Though aesthetic pleasure is the goal of the strenuous impersonality
discovered here, the footpath followed can also provide a certain ethical
utility as well, where all of us think of ourselves as equals. Voilà, it has
provided us with a different way of looking at the social world. Others may
see it as a physical metaphor for misanthropic anti-hedonism, where flesh
deprivation is mixed with religion and rigorous logic. In fact, it is not any of
those things but all of those things.
One passes through the Catacombs in very small simpatico groups. But you
can lag behind a bit and experience private pools of sensation where you
might stroke the quivering surface of a row of skulls or smell their earthy
agitated odor, experiencing a pinnacle of somber imagination linked to
literally looking death in the face. Grief or rapture may be roused in you, and
stir you, to the point where you may find a string of tears on your cheeks.
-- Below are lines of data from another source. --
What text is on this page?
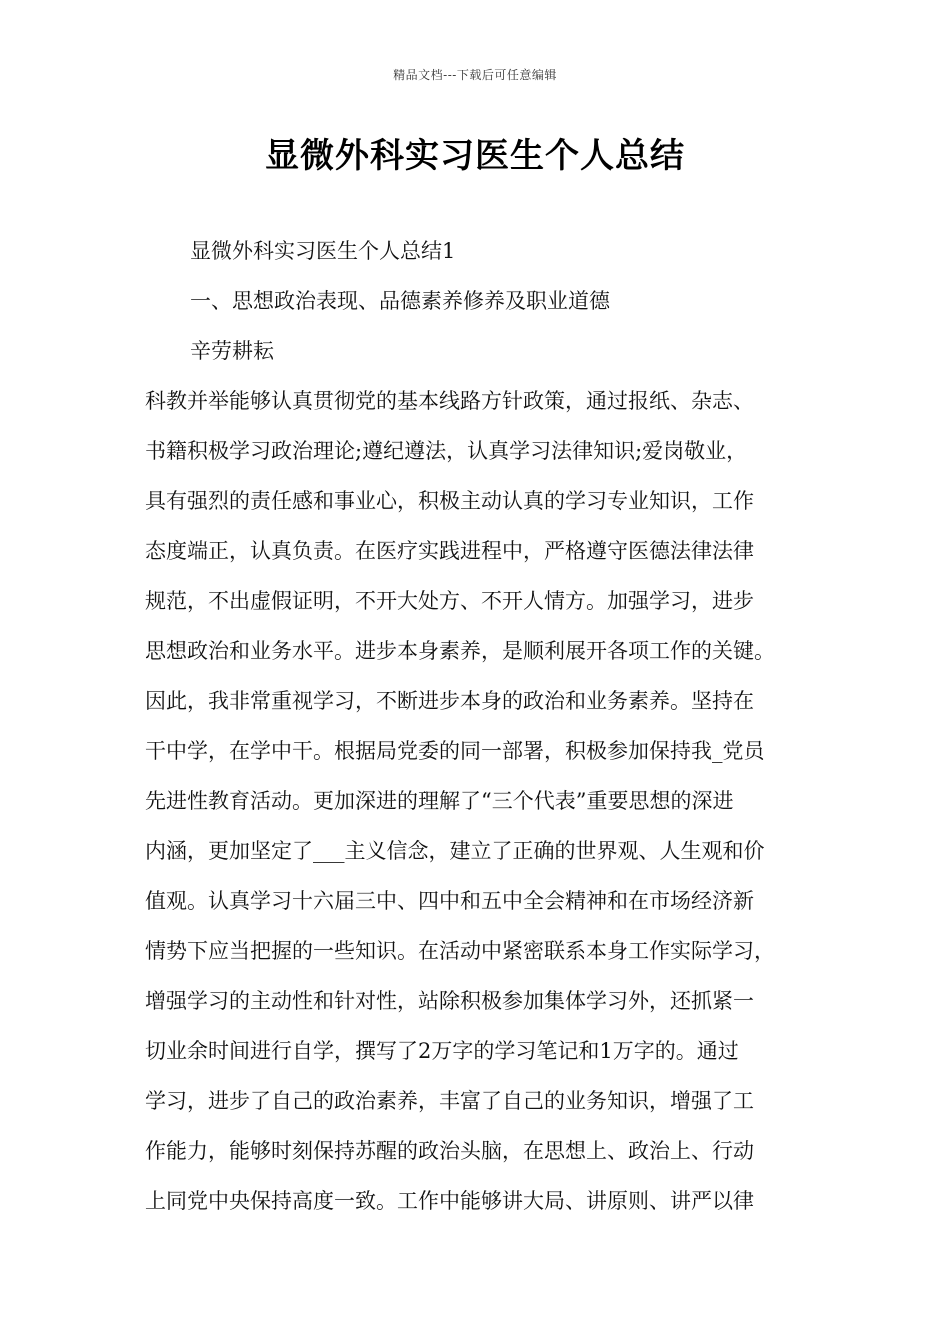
精品文档---下载后可任意编辑
显微外科实习医生个人总结
显微外科实习医生个人总结1
一、思想政治表现、品德素养修养及职业道德
辛劳耕耘
科教并举能够认真贯彻党的基本线路方针政策，通过报纸、杂志、
书籍积极学习政治理论;遵纪遵法，认真学习法律知识;爱岗敬业，
具有强烈的责任感和事业心，积极主动认真的学习专业知识，工作
态度端正，认真负责。在医疗实践进程中，严格遵守医德法律法律
规范，不出虚假证明，不开大处方、不开人情方。加强学习，进步
思想政治和业务水平。进步本身素养，是顺利展开各项工作的关键。
因此，我非常重视学习，不断进步本身的政治和业务素养。坚持在
干中学，在学中干。根据局党委的同一部署，积极参加保持我_党员
先进性教育活动。更加深进的理解了“三个代表”重要思想的深进
内涵，更加坚定了___主义信念，建立了正确的世界观、人生观和价
值观。认真学习十六届三中、四中和五中全会精神和在市场经济新
情势下应当把握的一些知识。在活动中紧密联系本身工作实际学习，
增强学习的主动性和针对性，站除积极参加集体学习外，还抓紧一
切业余时间进行自学，撰写了2万字的学习笔记和1万字的。通过
学习，进步了自己的政治素养，丰富了自己的业务知识，增强了工
作能力，能够时刻保持苏醒的政治头脑，在思想上、政治上、行动
上同党中央保持高度一致。工作中能够讲大局、讲原则、讲严以律
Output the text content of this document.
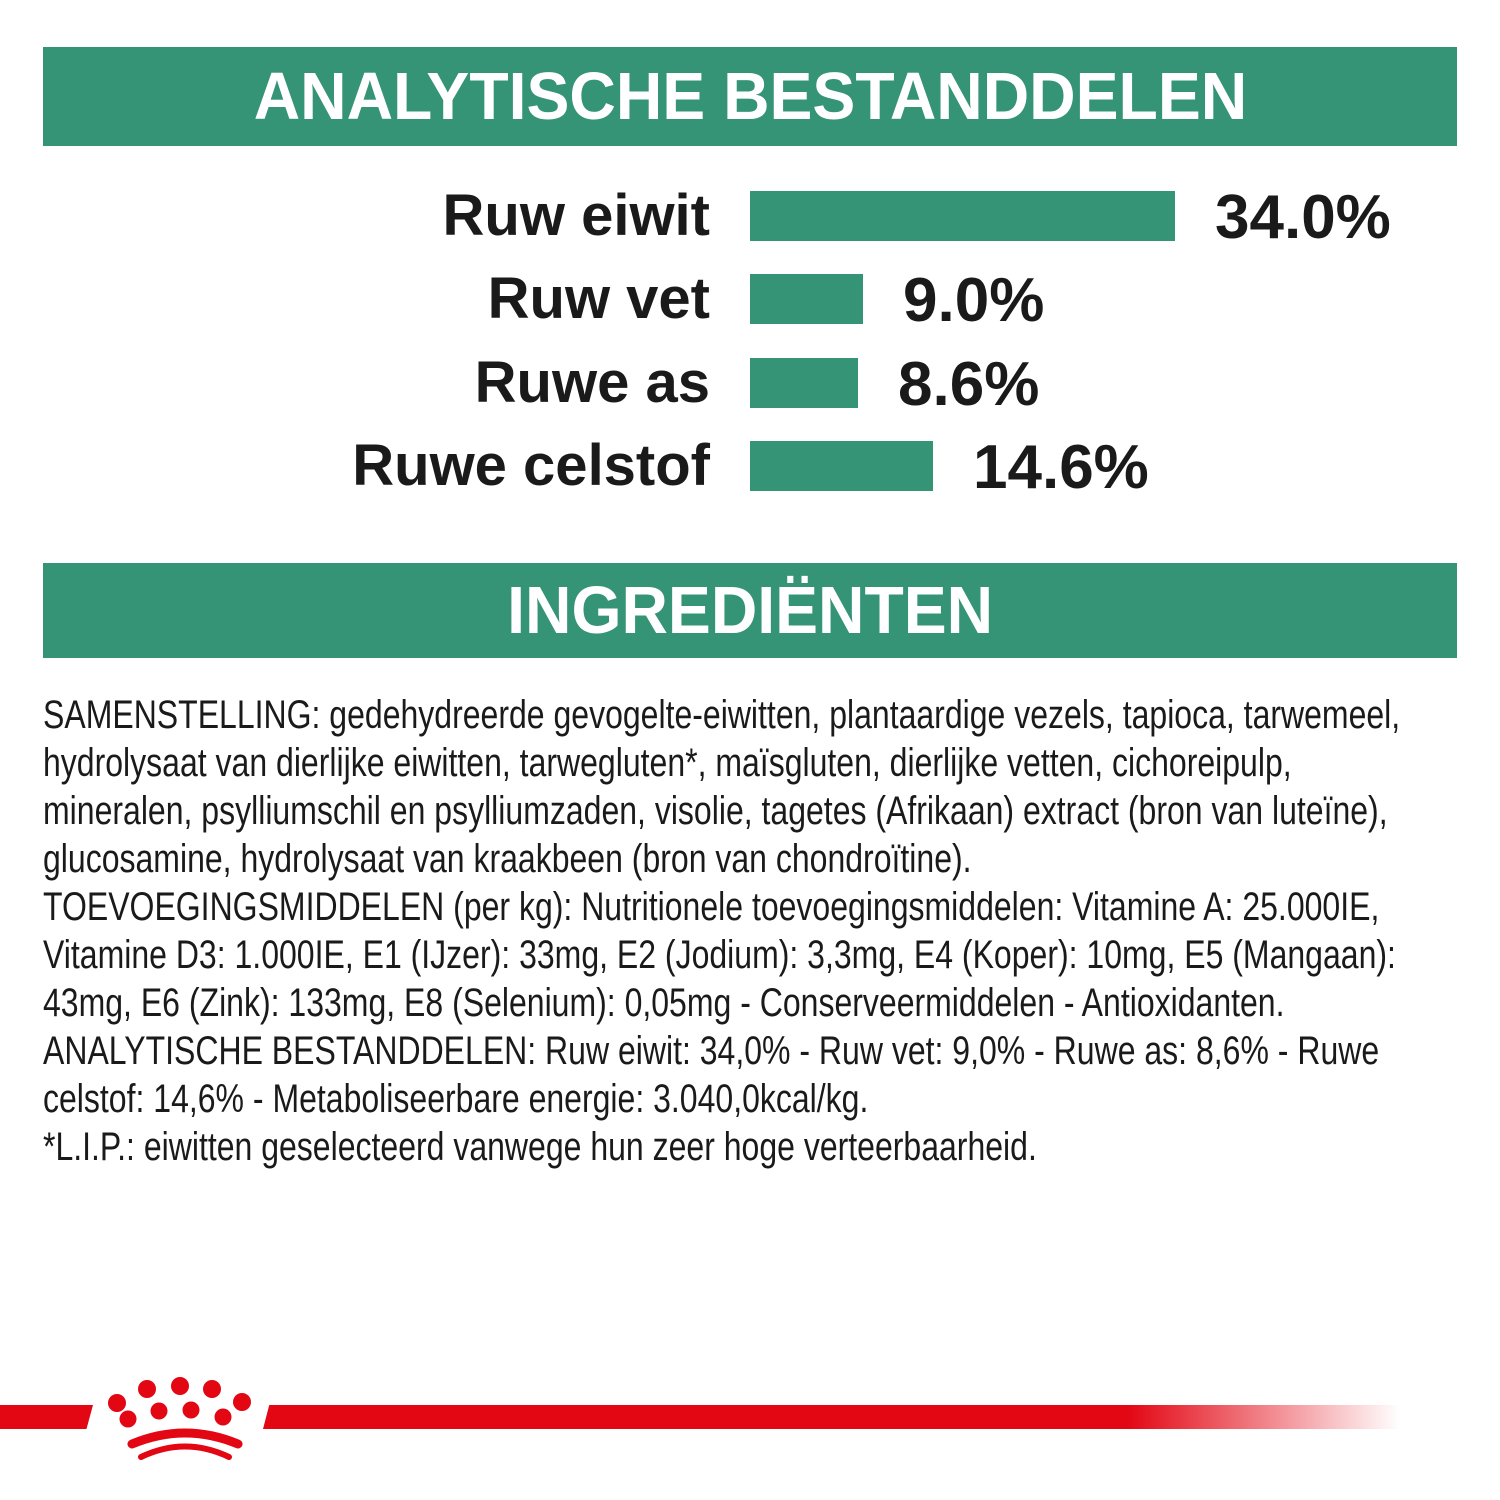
ANALYTISCHE BESTANDDELEN
Ruw eiwit	34.0%
Ruw vet	9.0%
Ruwe as	8.6%
Ruwe celstof	14.6%
INGREDIËNTEN
SAMENSTELLING: gedehydreerde gevogelte-eiwitten, plantaardige vezels, tapioca, tarwemeel,
hydrolysaat van dierlijke eiwitten, tarwegluten*, maïsgluten, dierlijke vetten, cichoreipulp,
mineralen, psylliumschil en psylliumzaden, visolie, tagetes (Afrikaan) extract (bron van luteïne),
glucosamine, hydrolysaat van kraakbeen (bron van chondroïtine).
TOEVOEGINGSMIDDELEN (per kg): Nutritionele toevoegingsmiddelen: Vitamine A: 25.000IE,
Vitamine D3: 1.000IE, E1 (IJzer): 33mg, E2 (Jodium): 3,3mg, E4 (Koper): 10mg, E5 (Mangaan):
43mg, E6 (Zink): 133mg, E8 (Selenium): 0,05mg - Conserveermiddelen - Antioxidanten.
ANALYTISCHE BESTANDDELEN: Ruw eiwit: 34,0% - Ruw vet: 9,0% - Ruwe as: 8,6% - Ruwe
celstof: 14,6% - Metaboliseerbare energie: 3.040,0kcal/kg.
*L.I.P.: eiwitten geselecteerd vanwege hun zeer hoge verteerbaarheid.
Besides Paris, there are many other examples of ossuaries found within
Europe, including the Santa Maria della Concezione dei Cappuccini in
Rome, in southern Italy at the Martyrs of Otranto; the Fontanelle cemetery
and Purgatorio ad Arco, Naples, at the San Bernardino alle Ossa in Milan;
the Sedlec Ossuary in the Czech Republic; the Skull Chapel in Czermna in
Lower Silesia, Poland; and the Capela dos Ossos (Chapel of Bones) in
Évora, Portugal. Dizzying to peruse, they are grim genius works of
morbidity that pertain to us all.
But nothing is like the Parisian Catacombs’ tottering bone-lined promenade
in how it grinds against the completing, reassuring, representations of
identity ideology. By its massive size and rigorous logic, it ponderously
invites thoughts of our ultimate integration, complete with elongated
excruciating washes of feelings based in the realization of our ultimate
dissolution. There, immersed in its trance-like boney repetitions that
hauntingly flow and resonate, we are part of those from The Cemetery of the
Innocents. This trembling concession to ego-loss provides consciousness an
elaborate experiential shock. We find ourselves in the midst of a quantitative
artistic space of great quality. One that may transform our opinion of the
value of distinctiveness.
Such a rich aesthetic antirealism welcomes identity politics to step onto the
path leading to the edge of the exalted.